Volvió a hacerse el silencio entre los dos. Aunque él mandaba sobre mí, dadas las circunstancias, al menos nos unía el origen. Ambos éramos cautivos. Sólo una duda me agitaba.

—¿Renegaste de la fe? —le pregunté.

Se quedó pensativo un rato y después contestó con gran aplomo:

—Para mí no hay más Dios que Alá y Mahoma es su profeta.

—Pero… eres un bautizado…

—Turquía está llena de bautizados que siguieron luego al Profeta cambiándose de ley. También nuestro amo Dromux nació en tierra de cristianos. Como muchos bajas, beylerbeys, arráeces, visires y hasta grandes visires del Imperio. Ya ves, pocos son los fieles de Mahoma que se hacen cristianos. Sin embargo, son legión los cristianos que se cambian de ley. ¿Por qué será?

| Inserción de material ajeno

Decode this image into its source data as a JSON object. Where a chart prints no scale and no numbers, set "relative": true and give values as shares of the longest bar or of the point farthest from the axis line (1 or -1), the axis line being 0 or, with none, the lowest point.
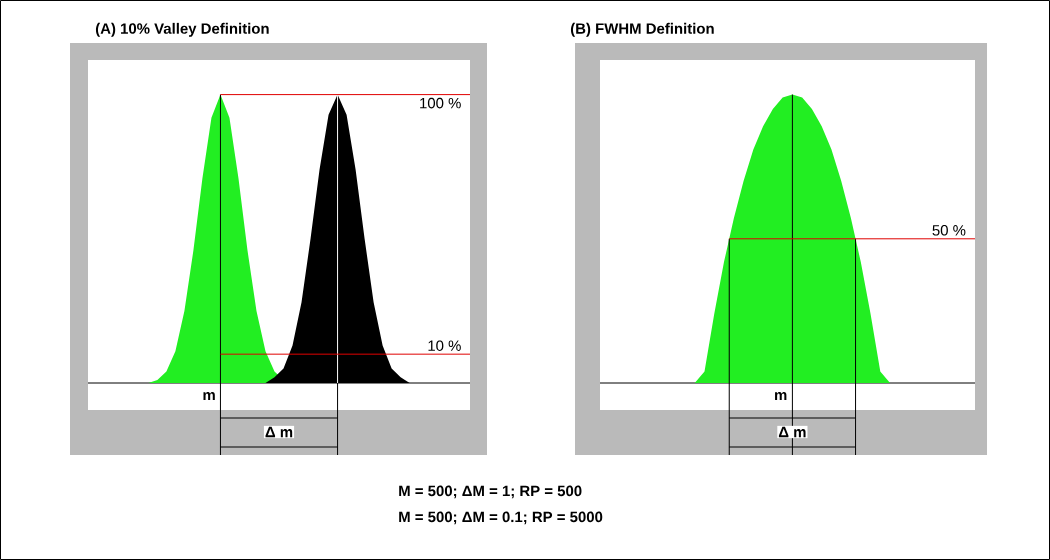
{
  "chart_data": [
    {
      "type": "area",
      "relative": true,
      "title": "(A) 10% Valley Definition",
      "categories": [
        null,
        null,
        null,
        null,
        null,
        null,
        null,
        null,
        null,
        null,
        null,
        null,
        null,
        null,
        null,
        null,
        null,
        null,
        null,
        null,
        null,
        null,
        null,
        null,
        null,
        null,
        null,
        null,
        null,
        null,
        null,
        null,
        null,
        null,
        null,
        null,
        null,
        null,
        null,
        null,
        null,
        null
      ],
      "series": [
        {
          "color": "#22ee22",
          "values": [
            0,
            0,
            0,
            0,
            0,
            0,
            0,
            0.01,
            0.04,
            0.11,
            0.25,
            0.46,
            0.71,
            0.92,
            1,
            0.92,
            0.71,
            0.46,
            0.25,
            0.11,
            0.04,
            0.01,
            0,
            0,
            0,
            0,
            0,
            0,
            0,
            0,
            0,
            0,
            0,
            0,
            0,
            0,
            0,
            0,
            0,
            0,
            0,
            0
          ]
        },
        {
          "color": "#000000",
          "values": [
            null,
            null,
            null,
            null,
            null,
            null,
            null,
            null,
            null,
            null,
            null,
            null,
            null,
            null,
            null,
            null,
            null,
            null,
            null,
            0,
            0.02,
            0.05,
            0.13,
            0.28,
            0.5,
            0.74,
            0.93,
            1,
            0.93,
            0.74,
            0.5,
            0.28,
            0.13,
            0.05,
            0.02,
            0,
            null,
            null,
            null,
            null,
            null,
            null
          ]
        }
      ],
      "ref_lines": [
        {
          "axis": "y",
          "value": 1,
          "label": "100 %",
          "color": "#e00000"
        },
        {
          "axis": "y",
          "value": 0.1,
          "label": "10 %",
          "color": "#e00000"
        }
      ],
      "annotations": [
        "m",
        "Δ m"
      ]
    },
    {
      "type": "area",
      "relative": true,
      "title": "(B) FWHM Definition",
      "categories": [
        null,
        null,
        null,
        null,
        null,
        null,
        null,
        null,
        null,
        null,
        null,
        null,
        null,
        null,
        null,
        null,
        null,
        null,
        null,
        null,
        null,
        null,
        null,
        null,
        null,
        null,
        null,
        null,
        null,
        null,
        null,
        null,
        null,
        null,
        null,
        null,
        null,
        null
      ],
      "series": [
        {
          "color": "#22ee22",
          "values": [
            0,
            0,
            0,
            0,
            0,
            0,
            0,
            0,
            0,
            0,
            0.04,
            0.24,
            0.42,
            0.57,
            0.7,
            0.81,
            0.89,
            0.95,
            0.99,
            1,
            0.99,
            0.95,
            0.89,
            0.81,
            0.7,
            0.57,
            0.42,
            0.24,
            0.04,
            0,
            0,
            0,
            0,
            0,
            0,
            0,
            0,
            0
          ]
        }
      ],
      "ref_lines": [
        {
          "axis": "y",
          "value": 0.5,
          "label": "50 %",
          "color": "#e00000"
        }
      ],
      "annotations": [
        "m",
        "Δ m",
        "M = 500; ΔM = 1; RP = 500",
        "M = 500; ΔM = 0.1; RP = 5000"
      ]
    }
  ]
}
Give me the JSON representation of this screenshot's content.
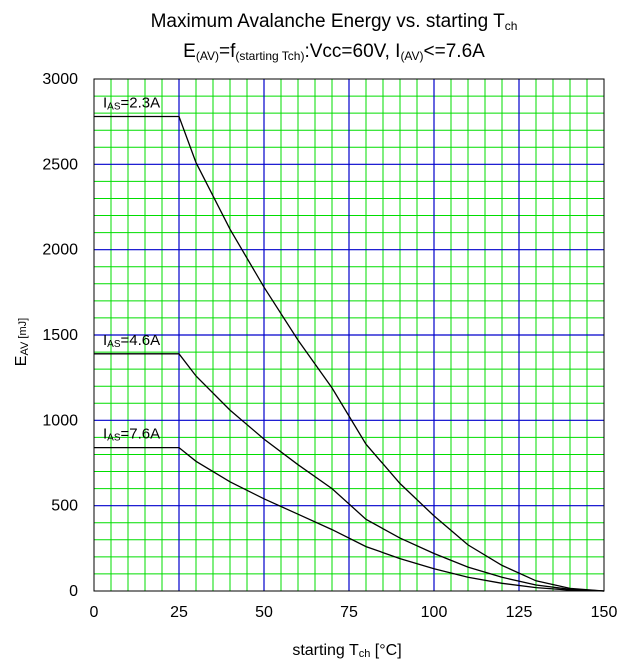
{
  "chart_data": {
    "type": "line",
    "title": {
      "line1_main": "Maximum Avalanche Energy vs. starting T",
      "line1_sub": "ch",
      "line2_a": "E",
      "line2_a_sub": "(AV)",
      "line2_b": "=f",
      "line2_b_sub": "(starting Tch)",
      "line2_c": ":Vcc=60V, I",
      "line2_c_sub": "(AV)",
      "line2_d": "<=7.6A"
    },
    "xlabel": {
      "main": "starting T",
      "sub": "ch",
      "unit": " [°C]"
    },
    "ylabel": {
      "main": "E",
      "sub": "AV",
      "unit": " [mJ]"
    },
    "xlim": [
      0,
      150
    ],
    "ylim": [
      0,
      3000
    ],
    "x_ticks": [
      0,
      25,
      50,
      75,
      100,
      125,
      150
    ],
    "y_ticks": [
      0,
      500,
      1000,
      1500,
      2000,
      2500,
      3000
    ],
    "x_minor_step": 5,
    "y_minor_step": 100,
    "grid": true,
    "colors": {
      "major_grid": "#0000cc",
      "minor_grid": "#00dd00",
      "line": "#000000",
      "frame": "#000000"
    },
    "series": [
      {
        "name": "2.3A",
        "label_prefix": "I",
        "label_sub": "AS",
        "label_value": "=2.3A",
        "x": [
          0,
          25,
          30,
          40,
          50,
          60,
          70,
          80,
          90,
          100,
          110,
          120,
          130,
          140,
          150
        ],
        "values": [
          2780,
          2780,
          2510,
          2120,
          1780,
          1470,
          1190,
          860,
          630,
          440,
          270,
          150,
          60,
          15,
          0
        ]
      },
      {
        "name": "4.6A",
        "label_prefix": "I",
        "label_sub": "AS",
        "label_value": "=4.6A",
        "x": [
          0,
          25,
          30,
          40,
          50,
          60,
          70,
          80,
          90,
          100,
          110,
          120,
          130,
          140,
          150
        ],
        "values": [
          1390,
          1390,
          1260,
          1060,
          890,
          740,
          600,
          420,
          310,
          220,
          140,
          80,
          35,
          10,
          0
        ]
      },
      {
        "name": "7.6A",
        "label_prefix": "I",
        "label_sub": "AS",
        "label_value": "=7.6A",
        "x": [
          0,
          25,
          30,
          40,
          50,
          60,
          70,
          80,
          90,
          100,
          110,
          120,
          130,
          140,
          150
        ],
        "values": [
          840,
          840,
          760,
          640,
          540,
          450,
          360,
          260,
          190,
          130,
          80,
          45,
          20,
          5,
          0
        ]
      }
    ]
  }
}
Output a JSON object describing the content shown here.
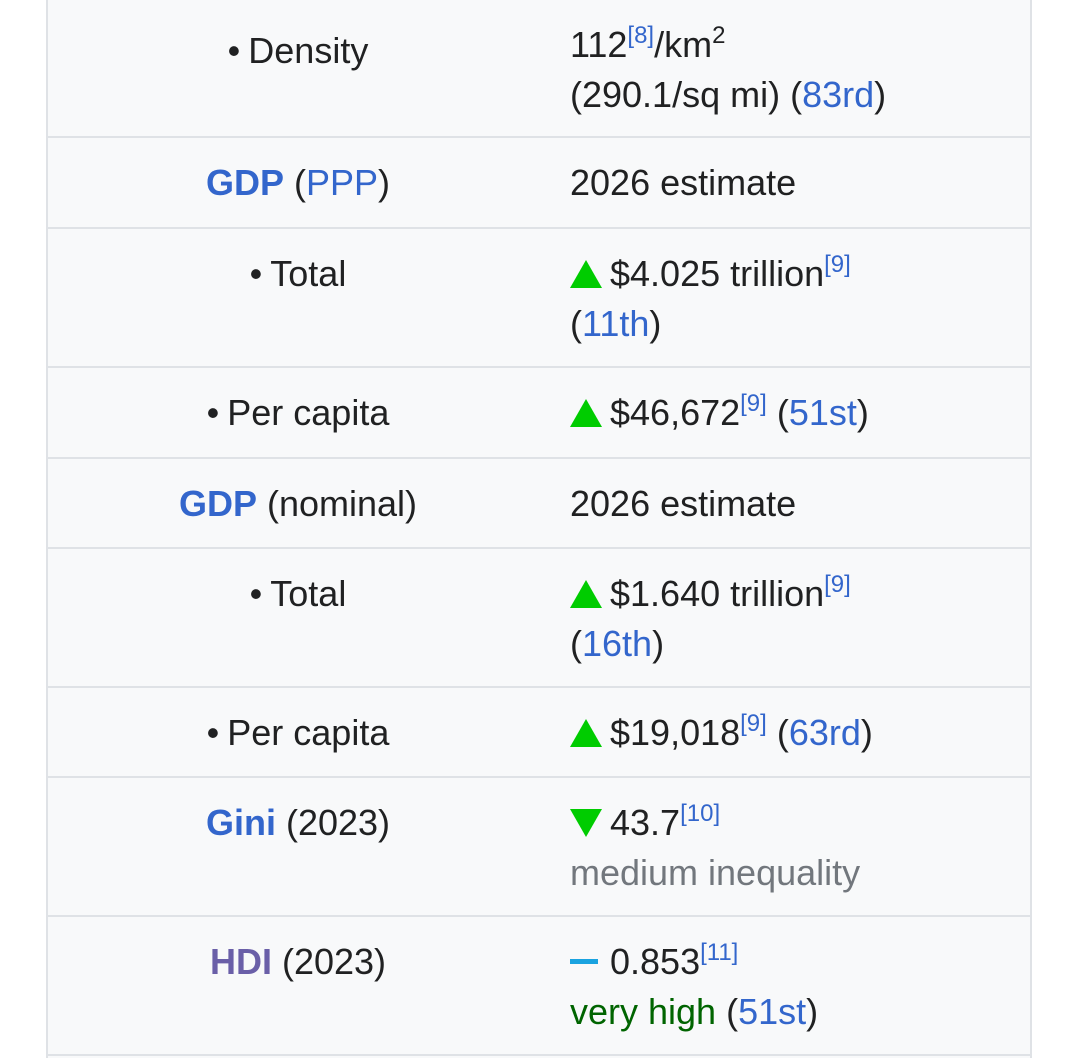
{
  "rows": {
    "density": {
      "label": "Density",
      "value": "112",
      "ref": "[8]",
      "unit": "/km",
      "unit_sup": "2",
      "imperial": "(290.1/sq mi)",
      "rank": "83rd"
    },
    "gdp_ppp": {
      "label_link": "GDP",
      "label_sub": "PPP",
      "value": "2026 estimate"
    },
    "gdp_ppp_total": {
      "label": "Total",
      "trend": "up",
      "value": "$4.025 trillion",
      "ref": "[9]",
      "rank": "11th"
    },
    "gdp_ppp_per_capita": {
      "label": "Per capita",
      "trend": "up",
      "value": "$46,672",
      "ref": "[9]",
      "rank": "51st"
    },
    "gdp_nominal": {
      "label_link": "GDP",
      "label_sub": "(nominal)",
      "value": "2026 estimate"
    },
    "gdp_nominal_total": {
      "label": "Total",
      "trend": "up",
      "value": "$1.640 trillion",
      "ref": "[9]",
      "rank": "16th"
    },
    "gdp_nominal_per_capita": {
      "label": "Per capita",
      "trend": "up",
      "value": "$19,018",
      "ref": "[9]",
      "rank": "63rd"
    },
    "gini": {
      "label_link": "Gini",
      "label_sub": "(2023)",
      "trend": "down",
      "value": "43.7",
      "ref": "[10]",
      "category": "medium inequality"
    },
    "hdi": {
      "label_link": "HDI",
      "label_sub": "(2023)",
      "trend": "steady",
      "value": "0.853",
      "ref": "[11]",
      "category": "very high",
      "rank": "51st"
    }
  },
  "colors": {
    "link": "#3366cc",
    "trend_up": "#00cc00",
    "trend_steady": "#1aa3e0",
    "very_high": "#006400",
    "muted": "#72777d"
  }
}
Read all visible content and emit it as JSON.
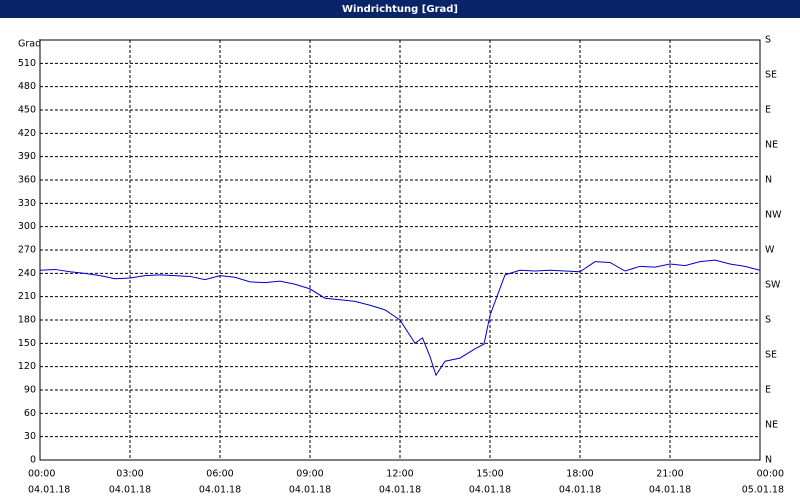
{
  "chart_data": {
    "type": "line",
    "title": "Windrichtung [Grad]",
    "y_label": "Grad",
    "x": [
      0,
      0.5,
      1,
      1.5,
      2,
      2.5,
      3,
      3.5,
      4,
      4.5,
      5,
      5.5,
      6,
      6.5,
      7,
      7.5,
      8,
      8.5,
      9,
      9.5,
      10,
      10.5,
      11,
      11.5,
      12,
      12.5,
      12.75,
      13,
      13.2,
      13.5,
      14,
      14.5,
      14.8,
      15,
      15.5,
      16,
      16.5,
      17,
      17.5,
      18,
      18.5,
      19,
      19.5,
      20,
      20.5,
      21,
      21.5,
      22,
      22.5,
      23,
      23.5,
      24
    ],
    "series": [
      {
        "color": "#0000cc",
        "values": [
          244,
          245,
          242,
          240,
          237,
          233,
          234,
          237,
          238,
          237,
          236,
          232,
          237,
          235,
          229,
          228,
          230,
          226,
          220,
          208,
          206,
          204,
          199,
          193,
          180,
          150,
          157,
          133,
          109,
          127,
          131,
          143,
          149,
          186,
          238,
          244,
          243,
          244,
          243,
          242,
          255,
          254,
          243,
          249,
          248,
          252,
          250,
          255,
          257,
          252,
          249,
          244
        ]
      }
    ],
    "xlim": [
      0,
      24
    ],
    "xticks": [
      {
        "value": 0,
        "label": "00:00"
      },
      {
        "value": 3,
        "label": "03:00"
      },
      {
        "value": 6,
        "label": "06:00"
      },
      {
        "value": 9,
        "label": "09:00"
      },
      {
        "value": 12,
        "label": "12:00"
      },
      {
        "value": 15,
        "label": "15:00"
      },
      {
        "value": 18,
        "label": "18:00"
      },
      {
        "value": 21,
        "label": "21:00"
      },
      {
        "value": 24,
        "label": "00:00"
      }
    ],
    "xtick_dates": [
      "04.01.18",
      "04.01.18",
      "04.01.18",
      "04.01.18",
      "04.01.18",
      "04.01.18",
      "04.01.18",
      "04.01.18",
      "05.01.18"
    ],
    "ylim": [
      0,
      540
    ],
    "yticks": [
      0,
      30,
      60,
      90,
      120,
      150,
      180,
      210,
      240,
      270,
      300,
      330,
      360,
      390,
      420,
      450,
      480,
      510
    ],
    "y2lim": [
      0,
      540
    ],
    "y2ticks": [
      {
        "value": 0,
        "label": "N"
      },
      {
        "value": 45,
        "label": "NE"
      },
      {
        "value": 90,
        "label": "E"
      },
      {
        "value": 135,
        "label": "SE"
      },
      {
        "value": 180,
        "label": "S"
      },
      {
        "value": 225,
        "label": "SW"
      },
      {
        "value": 270,
        "label": "W"
      },
      {
        "value": 315,
        "label": "NW"
      },
      {
        "value": 360,
        "label": "N"
      },
      {
        "value": 405,
        "label": "NE"
      },
      {
        "value": 450,
        "label": "E"
      },
      {
        "value": 495,
        "label": "SE"
      },
      {
        "value": 540,
        "label": "S"
      }
    ],
    "grid": true
  }
}
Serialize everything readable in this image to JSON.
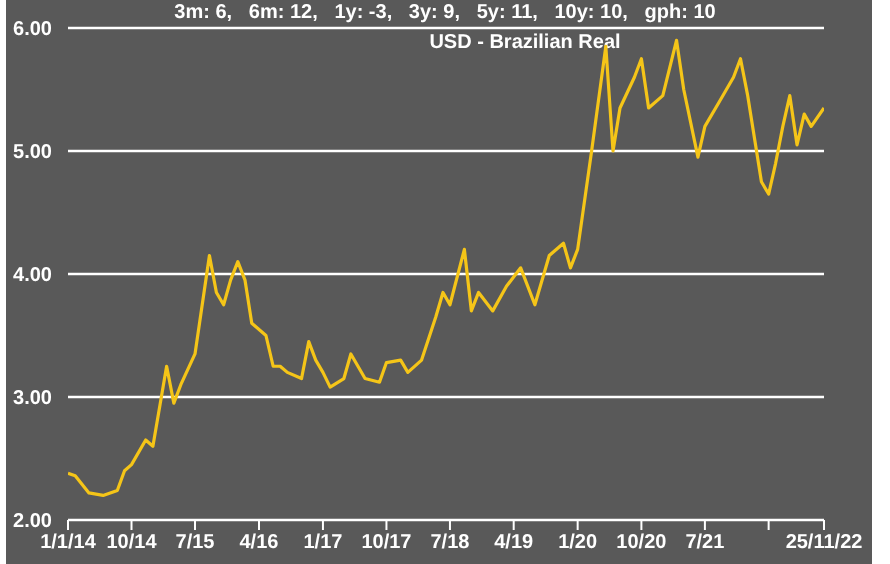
{
  "chart_data": {
    "type": "line",
    "title": "3m: 6,   6m: 12,   1y: -3,   3y: 9,   5y: 11,   10y: 10,   gph: 10",
    "subtitle": "USD - Brazilian Real",
    "x": [
      "2014-01-01",
      "2014-02-01",
      "2014-04-01",
      "2014-06-01",
      "2014-08-01",
      "2014-09-01",
      "2014-10-01",
      "2014-12-01",
      "2015-01-01",
      "2015-03-01",
      "2015-04-01",
      "2015-05-01",
      "2015-07-01",
      "2015-09-01",
      "2015-10-01",
      "2015-11-01",
      "2015-12-01",
      "2016-01-01",
      "2016-02-01",
      "2016-03-01",
      "2016-05-01",
      "2016-06-01",
      "2016-07-01",
      "2016-08-01",
      "2016-10-01",
      "2016-11-01",
      "2016-12-01",
      "2017-01-01",
      "2017-02-01",
      "2017-04-01",
      "2017-05-01",
      "2017-07-01",
      "2017-09-01",
      "2017-10-01",
      "2017-12-01",
      "2018-01-01",
      "2018-03-01",
      "2018-05-01",
      "2018-06-01",
      "2018-07-01",
      "2018-09-01",
      "2018-10-01",
      "2018-11-01",
      "2019-01-01",
      "2019-03-01",
      "2019-05-01",
      "2019-07-01",
      "2019-09-01",
      "2019-11-01",
      "2019-12-01",
      "2020-01-01",
      "2020-03-01",
      "2020-05-01",
      "2020-06-01",
      "2020-07-01",
      "2020-09-01",
      "2020-10-01",
      "2020-11-01",
      "2021-01-01",
      "2021-03-01",
      "2021-04-01",
      "2021-06-01",
      "2021-07-01",
      "2021-09-01",
      "2021-11-01",
      "2021-12-01",
      "2022-01-01",
      "2022-03-01",
      "2022-04-01",
      "2022-05-01",
      "2022-06-01",
      "2022-07-01",
      "2022-08-01",
      "2022-09-01",
      "2022-10-01",
      "2022-11-25"
    ],
    "series": [
      {
        "color": "#f5c518",
        "values": [
          2.38,
          2.36,
          2.22,
          2.2,
          2.24,
          2.4,
          2.45,
          2.65,
          2.6,
          3.25,
          2.95,
          3.1,
          3.35,
          4.15,
          3.85,
          3.75,
          3.95,
          4.1,
          3.95,
          3.6,
          3.5,
          3.25,
          3.25,
          3.2,
          3.15,
          3.45,
          3.3,
          3.2,
          3.08,
          3.15,
          3.35,
          3.15,
          3.12,
          3.28,
          3.3,
          3.2,
          3.3,
          3.65,
          3.85,
          3.75,
          4.2,
          3.7,
          3.85,
          3.7,
          3.9,
          4.05,
          3.75,
          4.15,
          4.25,
          4.05,
          4.2,
          5.0,
          5.85,
          5.0,
          5.35,
          5.6,
          5.75,
          5.35,
          5.45,
          5.9,
          5.5,
          4.95,
          5.2,
          5.4,
          5.6,
          5.75,
          5.45,
          4.75,
          4.65,
          4.9,
          5.2,
          5.45,
          5.05,
          5.3,
          5.2,
          5.35
        ]
      }
    ],
    "xlim": [
      "2014-01-01",
      "2022-11-25"
    ],
    "xticks": [
      {
        "value": "2014-01-01",
        "label": "1/1/14"
      },
      {
        "value": "2014-10-01",
        "label": "10/14"
      },
      {
        "value": "2015-07-01",
        "label": "7/15"
      },
      {
        "value": "2016-04-01",
        "label": "4/16"
      },
      {
        "value": "2017-01-01",
        "label": "1/17"
      },
      {
        "value": "2017-10-01",
        "label": "10/17"
      },
      {
        "value": "2018-07-01",
        "label": "7/18"
      },
      {
        "value": "2019-04-01",
        "label": "4/19"
      },
      {
        "value": "2020-01-01",
        "label": "1/20"
      },
      {
        "value": "2020-10-01",
        "label": "10/20"
      },
      {
        "value": "2021-07-01",
        "label": "7/21"
      },
      {
        "value": "2022-04-01",
        "label": null
      },
      {
        "value": "2022-11-25",
        "label": "25/11/22"
      }
    ],
    "ylim": [
      2,
      6
    ],
    "yticks": [
      {
        "value": 2,
        "label": "2.00"
      },
      {
        "value": 3,
        "label": "3.00"
      },
      {
        "value": 4,
        "label": "4.00"
      },
      {
        "value": 5,
        "label": "5.00"
      },
      {
        "value": 6,
        "label": "6.00"
      }
    ],
    "grid": "y",
    "legend": false,
    "marker": "none",
    "line_style": "solid"
  }
}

—Será por la fuerza bruta —observé.

Será —añadió muy sonriente—. La misma fuerza bruta que usa el Rey de los cristianos para quemar herejes y expulsar a judíos y moros de sus reinos. En fin, dejemos ya la conversación —dijo zanjando la cuestión—. Debes descansar para que estos alimentos regeneren tu cuerpo flaco.

—Dime antes cómo te llamas.

—Yusuf es mi nombre —respondió—. Yusuf Gül Agá.

Dicho esto, se despidió de mí y ordenó a los criados que me condujeran a donde debía descansar. Por el camino, uno de ellos me iba golpeando con una vara y me empujaba de tal manera que, debido a la trabazón de las cadenas, caí al suelo un par de veces.

Ya solo, en el cuartucho donde me encerraron, medité acerca de lo que había sucedido ese día. Comprendía que mi vida no dejaría de ser dura, mas me confortaba haber dado con el tal Yusuf, que parecía ser más bondadoso que los demás sarracenos. Bien comido, dormí plácidamente.